Residual fMRI sensitivity for identity changes in acquired prosopagnosia

Affiliations

Residual fMRI sensitivity for identity changes in acquired prosopagnosia

Christopher J Fox et al. Front Psychol. .

Abstract

While a network of cortical regions contribute to face processing, the lesions in acquired prosopagnosia are highly variable, and likely result in different combinations of spared and affected regions of this network. To assess the residual functional sensitivities of spared regions in prosopagnosia, we designed a rapid event-related functional magnetic resonance imaging (fMRI) experiment that included pairs of faces with same or different identities and same or different expressions. By measuring the release from adaptation to these facial changes we determined the residual sensitivity of face-selective regions-of-interest.

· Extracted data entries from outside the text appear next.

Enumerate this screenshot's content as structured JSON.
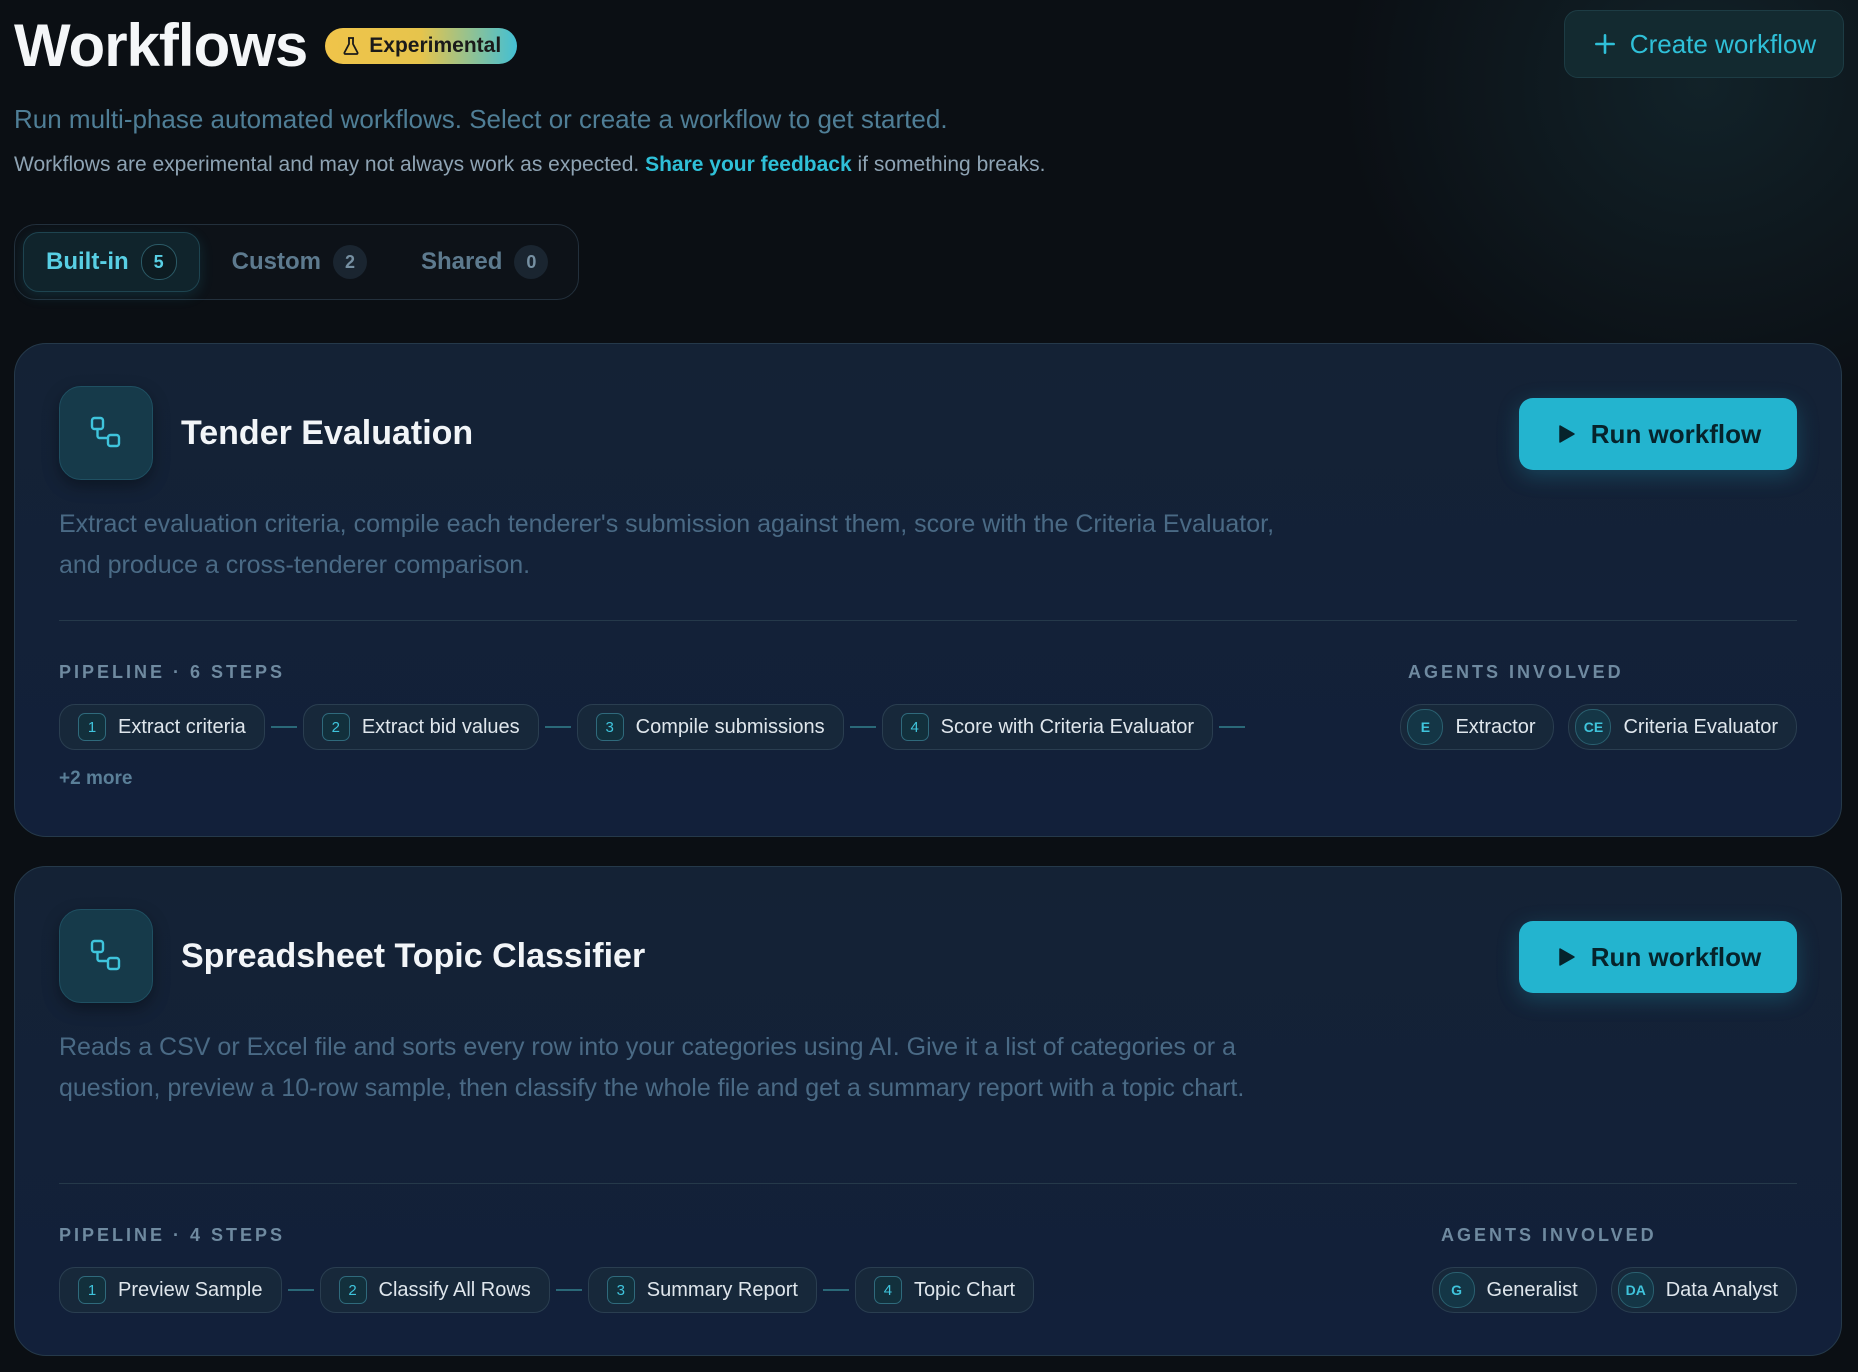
{
  "header": {
    "title": "Workflows",
    "badge": "Experimental",
    "create_label": "Create workflow",
    "subtitle": "Run multi-phase automated workflows. Select or create a workflow to get started.",
    "note_before": "Workflows are experimental and may not always work as expected.",
    "note_link": "Share your feedback",
    "note_after": "if something breaks."
  },
  "tabs": [
    {
      "label": "Built-in",
      "count": "5",
      "active": true
    },
    {
      "label": "Custom",
      "count": "2",
      "active": false
    },
    {
      "label": "Shared",
      "count": "0",
      "active": false
    }
  ],
  "cards": [
    {
      "title": "Tender Evaluation",
      "run_label": "Run workflow",
      "description": "Extract evaluation criteria, compile each tenderer's submission against them, score with the Criteria Evaluator, and produce a cross-tenderer comparison.",
      "pipeline_label": "PIPELINE · 6 STEPS",
      "steps": [
        {
          "num": "1",
          "label": "Extract criteria"
        },
        {
          "num": "2",
          "label": "Extract bid values"
        },
        {
          "num": "3",
          "label": "Compile submissions"
        },
        {
          "num": "4",
          "label": "Score with Criteria Evaluator"
        }
      ],
      "more": "+2 more",
      "agents_label": "AGENTS INVOLVED",
      "agents": [
        {
          "initials": "E",
          "name": "Extractor"
        },
        {
          "initials": "CE",
          "name": "Criteria Evaluator"
        }
      ]
    },
    {
      "title": "Spreadsheet Topic Classifier",
      "run_label": "Run workflow",
      "description": "Reads a CSV or Excel file and sorts every row into your categories using AI. Give it a list of categories or a question, preview a 10-row sample, then classify the whole file and get a summary report with a topic chart.",
      "pipeline_label": "PIPELINE · 4 STEPS",
      "steps": [
        {
          "num": "1",
          "label": "Preview Sample"
        },
        {
          "num": "2",
          "label": "Classify All Rows"
        },
        {
          "num": "3",
          "label": "Summary Report"
        },
        {
          "num": "4",
          "label": "Topic Chart"
        }
      ],
      "agents_label": "AGENTS INVOLVED",
      "agents": [
        {
          "initials": "G",
          "name": "Generalist"
        },
        {
          "initials": "DA",
          "name": "Data Analyst"
        }
      ]
    }
  ]
}
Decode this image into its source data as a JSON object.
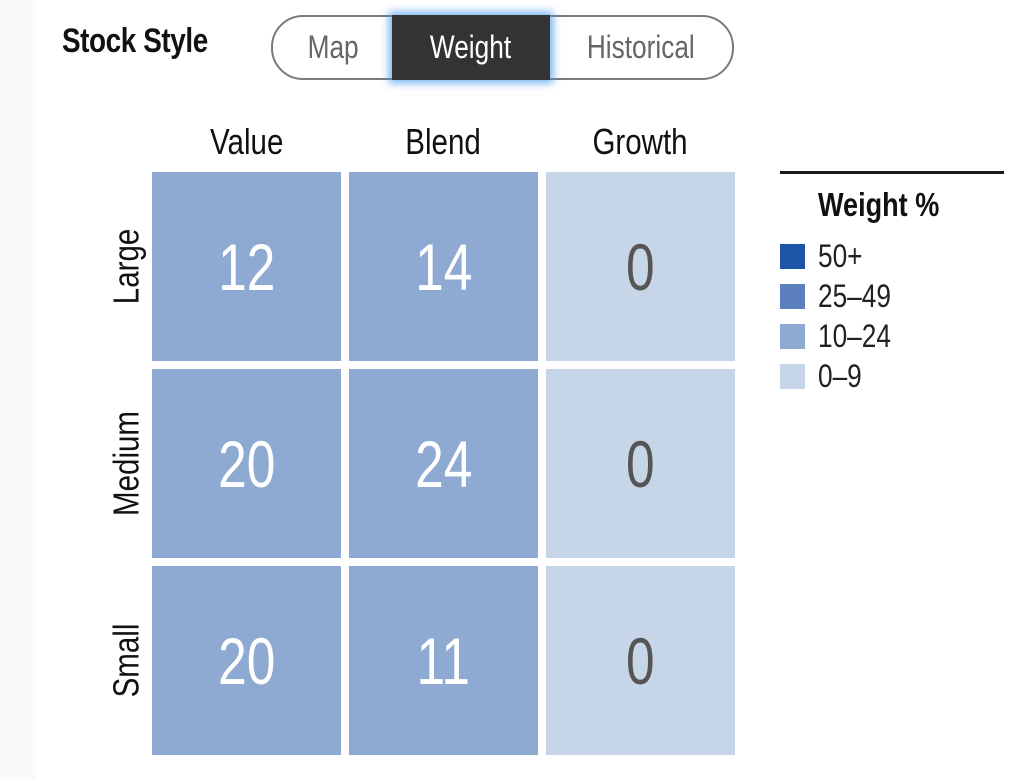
{
  "header": {
    "title": "Stock Style",
    "toggle": {
      "options": [
        "Map",
        "Weight",
        "Historical"
      ],
      "selected": "Weight"
    }
  },
  "chart_data": {
    "type": "heatmap",
    "title": "Stock Style",
    "columns": [
      "Value",
      "Blend",
      "Growth"
    ],
    "rows": [
      "Large",
      "Medium",
      "Small"
    ],
    "values": [
      [
        12,
        14,
        0
      ],
      [
        20,
        24,
        0
      ],
      [
        20,
        11,
        0
      ]
    ],
    "legend": {
      "title": "Weight %",
      "placement": "right",
      "bins": [
        {
          "label": "50+",
          "min": 50,
          "max": 100,
          "color": "#1f55a6"
        },
        {
          "label": "25–49",
          "min": 25,
          "max": 49,
          "color": "#5b80bd"
        },
        {
          "label": "10–24",
          "min": 10,
          "max": 24,
          "color": "#8eaad2"
        },
        {
          "label": "0–9",
          "min": 0,
          "max": 9,
          "color": "#c6d5e8"
        }
      ]
    },
    "text_colors": {
      "dark_cell": "#ffffff",
      "light_cell": "#555555"
    }
  }
}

We tested three patients with acquired prosopagnosia, and all three of these patients demonstrated residual sensitivity for facial identity changes in surviving fusiform and occipital face areas of either the right or left hemisphere, but not in the right posterior superior temporal sulcus. The patients also showed some residual capabilities for facial discrimination with normal performance on the Benton Facial Recognition Test, but impaired performance on more complex tasks of facial discrimination. We conclude that fMRI can demonstrate residual processing of facial identity in acquired prosopagnosia, that this adaptation can occur in the same structures that show similar processing in healthy subjects, and further, that this adaptation may be related to behavioral indices of face perception.

Keywords: adaptation; expression; fMRI; face perception; identity; prosopagnosia; sensitivity.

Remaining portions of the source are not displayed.